L’ondata di attacchi è iniziata l’11 gennaio 2018. Tre agenti di custodia del carcere di Vendin-le-Vieil, nel nord della Francia, hanno riportato lievi feriti in seguito a un’aggressione all’arma bianca da parte di Christian Ganczarski, un tedesco convertito all’Islam che si è unito ad al-Qaeda e mente organizzatrice dell’attacco a una sinagoga di Djerba, in Tunisia, nel 2002.
Il 15 gennaio 2018, sette agenti penitenziari sono stati aggrediti e feriti da un detenuto “radicalizzato” nella prigione di Mont-de-Marsan, nel sud della Francia.

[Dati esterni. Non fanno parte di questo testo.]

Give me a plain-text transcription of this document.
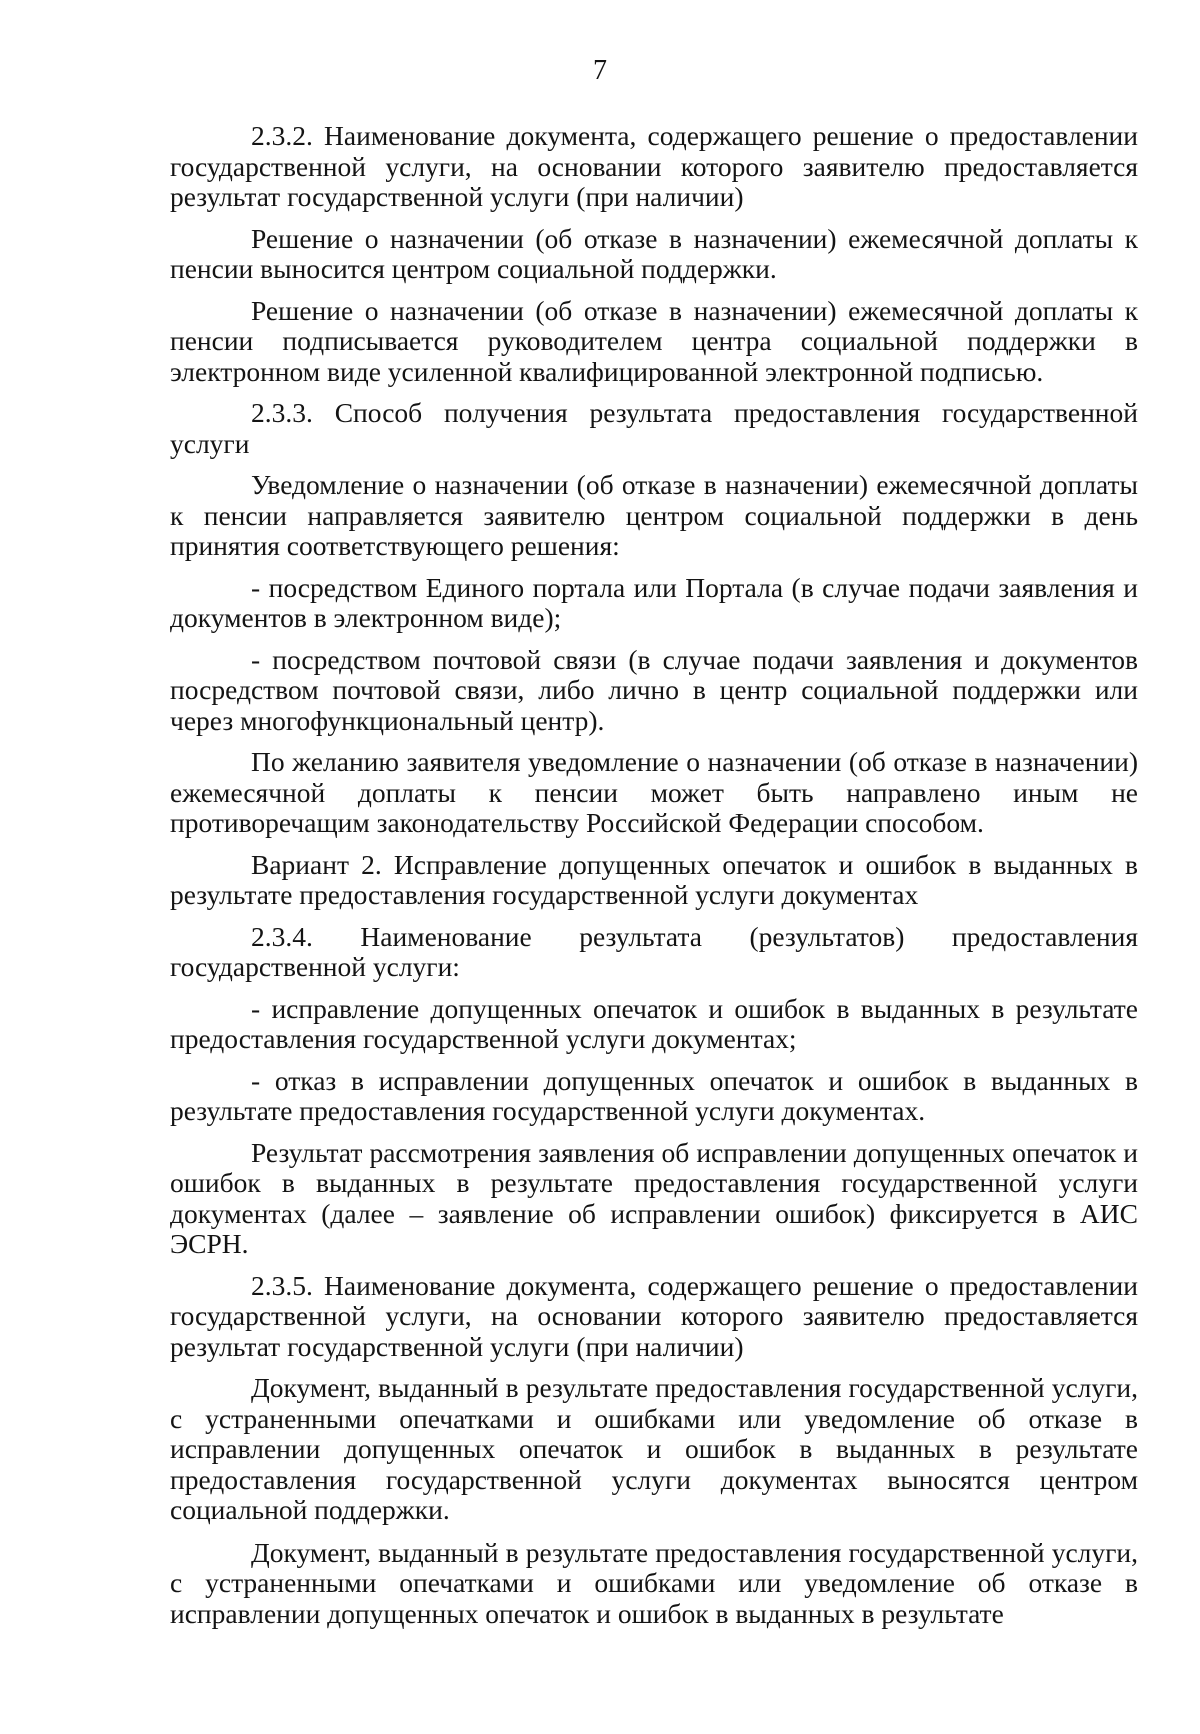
7

2.3.2. Наименование документа, содержащего решение о предоставлении государственной услуги, на основании которого заявителю предоставляется результат государственной услуги (при наличии)

Решение о назначении (об отказе в назначении) ежемесячной доплаты к пенсии выносится центром социальной поддержки.

Решение о назначении (об отказе в назначении) ежемесячной доплаты к пенсии подписывается руководителем центра социальной поддержки в электронном виде усиленной квалифицированной электронной подписью.

2.3.3. Способ получения результата предоставления государственной услуги

Уведомление о назначении (об отказе в назначении) ежемесячной доплаты к пенсии направляется заявителю центром социальной поддержки в день принятия соответствующего решения:

- посредством Единого портала или Портала (в случае подачи заявления и документов в электронном виде);

- посредством почтовой связи (в случае подачи заявления и документов посредством почтовой связи, либо лично в центр социальной поддержки или через многофункциональный центр).

По желанию заявителя уведомление о назначении (об отказе в назначении) ежемесячной доплаты к пенсии может быть направлено иным не противоречащим законодательству Российской Федерации способом.

Вариант 2. Исправление допущенных опечаток и ошибок в выданных в результате предоставления государственной услуги документах

2.3.4. Наименование результата (результатов) предоставления государственной услуги:

- исправление допущенных опечаток и ошибок в выданных в результате предоставления государственной услуги документах;

- отказ в исправлении допущенных опечаток и ошибок в выданных в результате предоставления государственной услуги документах.

Результат рассмотрения заявления об исправлении допущенных опечаток и ошибок в выданных в результате предоставления государственной услуги документах (далее – заявление об исправлении ошибок) фиксируется в АИС ЭСРН.

2.3.5. Наименование документа, содержащего решение о предоставлении государственной услуги, на основании которого заявителю предоставляется результат государственной услуги (при наличии)

Документ, выданный в результате предоставления государственной услуги, с устраненными опечатками и ошибками или уведомление об отказе в исправлении допущенных опечаток и ошибок в выданных в результате предоставления государственной услуги документах выносятся центром социальной поддержки.

Документ, выданный в результате предоставления государственной услуги, с устраненными опечатками и ошибками или уведомление об отказе в исправлении допущенных опечаток и ошибок в выданных в результате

Il 16 gennaio, un agente di custodia della prigione di Grenoble-Varces ha rischiato di perdere un occhio nel corso di un’aggressione. Prima di entrare in una cella l’uomo ha effettuato un controllo attraverso l’apposito spioncino, ma all’improvviso un detenuto ha cercato di conficcargli una matita nell’occhio. Fortunatamente, il secondino non è rimasto ferito.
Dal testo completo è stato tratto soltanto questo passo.